Thank you for this article about Gini coefficient applied to the cryptocurrency.

I know this is probably not the place to leave my comment so I will make this issue about suggesting you to activate Github Discussions for that matter.

This being said, I don't know how much time you put into documenting yourself before summing all this up into flawless articles but I admire your talent and above all your perseverance in the face of obstacles on your quest to extinguish inequalities.

I particularly like this post because among other things, it reminds me of my time as a student of Financial Analysis. It was right after the subprime mortgage crisis and I could not connect the dots between risk, debt, valuation, income and who gets to get bailed out.

In other words I needed and still need to define the concept of "wealth" in a world dominated by the rules of economics where researchers and other intellectuals will probably never agree on one way to define and represent this concept because it is a problem involving "ideological recursiveness" (if such a thing exists).

Back to your post, I agree with the conclusion.

Unfortunately I do not possess the mathematical background nor the type of brain to picture the inconsistency of the Gini coefficient applied to cryptocurrency like you do.

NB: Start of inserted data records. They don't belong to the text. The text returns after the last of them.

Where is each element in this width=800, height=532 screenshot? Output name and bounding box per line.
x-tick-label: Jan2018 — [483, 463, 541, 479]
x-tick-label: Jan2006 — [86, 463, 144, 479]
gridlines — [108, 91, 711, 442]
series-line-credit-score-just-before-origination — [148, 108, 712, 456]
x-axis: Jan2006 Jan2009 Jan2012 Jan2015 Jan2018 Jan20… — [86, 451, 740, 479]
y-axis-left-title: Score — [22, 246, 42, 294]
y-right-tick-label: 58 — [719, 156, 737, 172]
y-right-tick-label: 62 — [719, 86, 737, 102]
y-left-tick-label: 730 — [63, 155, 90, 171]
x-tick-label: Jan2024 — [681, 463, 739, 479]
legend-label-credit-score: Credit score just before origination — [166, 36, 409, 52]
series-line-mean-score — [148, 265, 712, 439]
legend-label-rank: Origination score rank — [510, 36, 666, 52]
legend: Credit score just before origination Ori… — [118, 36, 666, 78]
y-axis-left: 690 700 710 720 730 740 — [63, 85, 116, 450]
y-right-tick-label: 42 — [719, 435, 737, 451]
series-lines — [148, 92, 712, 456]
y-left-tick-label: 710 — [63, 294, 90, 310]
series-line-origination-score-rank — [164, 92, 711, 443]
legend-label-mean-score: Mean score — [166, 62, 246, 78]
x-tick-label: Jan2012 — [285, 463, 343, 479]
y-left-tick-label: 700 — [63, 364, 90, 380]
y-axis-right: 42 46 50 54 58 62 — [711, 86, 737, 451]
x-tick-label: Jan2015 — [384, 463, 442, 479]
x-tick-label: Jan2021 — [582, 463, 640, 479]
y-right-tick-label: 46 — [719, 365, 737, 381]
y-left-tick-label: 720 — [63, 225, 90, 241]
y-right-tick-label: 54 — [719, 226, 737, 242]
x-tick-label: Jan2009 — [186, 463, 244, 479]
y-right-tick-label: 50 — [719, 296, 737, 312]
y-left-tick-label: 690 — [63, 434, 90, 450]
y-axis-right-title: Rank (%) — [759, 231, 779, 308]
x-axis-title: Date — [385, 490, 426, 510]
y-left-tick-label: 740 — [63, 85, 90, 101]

In fact my understanding stopped at the dotted line telling me:

No one possessing nothing = everyone possessing everything

Furthermore I cannot stop asking myself how one can measure inequality without first defining "wealth"?

Don't get me wrong, I am not aiming at the structure of your article, I am questioning the ability of mono-criterion models to represent any situation, regardless of their complexity, when the main criteria is not defined within the model itself in a recursive manner.

In the case of Gini coefficient applied to inequalities what I mean is that in the real life the definition of wealth changes from one culture to another, the local challenges and as we move up in social and economic status.

The same observation can be made about our voting systems, our risk management models, our economic forecasting...

In my opinion if you want to analyze the relation between cryptocurrency and inequalities I suggest to try "multiple-criteria decision analysis" and "multi-objective optimization".

A multi-criteria paradigm not only defines a list of criteria being used to represent the problem but also requires the object to interact directly with your model during the research.

It starts simply with step by step survey and it ends with complex math as usual :D

Step 1 - to prepare a list of criteria defining "wealth" in a specific part of the world at a specific time

Step 2 - to conduct a "survey" asking people from different background to order the list from the most important criteria to the least, let's call it the "profile" (this can dramatically change the definition of inequality from one place/group to another ).

Step 3 - to ask people to apply a coefficient for each criteria for example asking: "how holding crypto affects your situation in term of criteria N (I guess this step will also dramatically change the results depending on the local regulations regarding crypto)

Step 4 - to use a model to visualize the effect of crypto on inequalities according to each profiles defined in Step 2. (I guess we should see similar profiles depending on the social status in a specific place)

Step 5 - to eventually extrapolate in a way a multi-profile analysis could be made

What do you think about this method?

In the meantime I wish everyone a great day!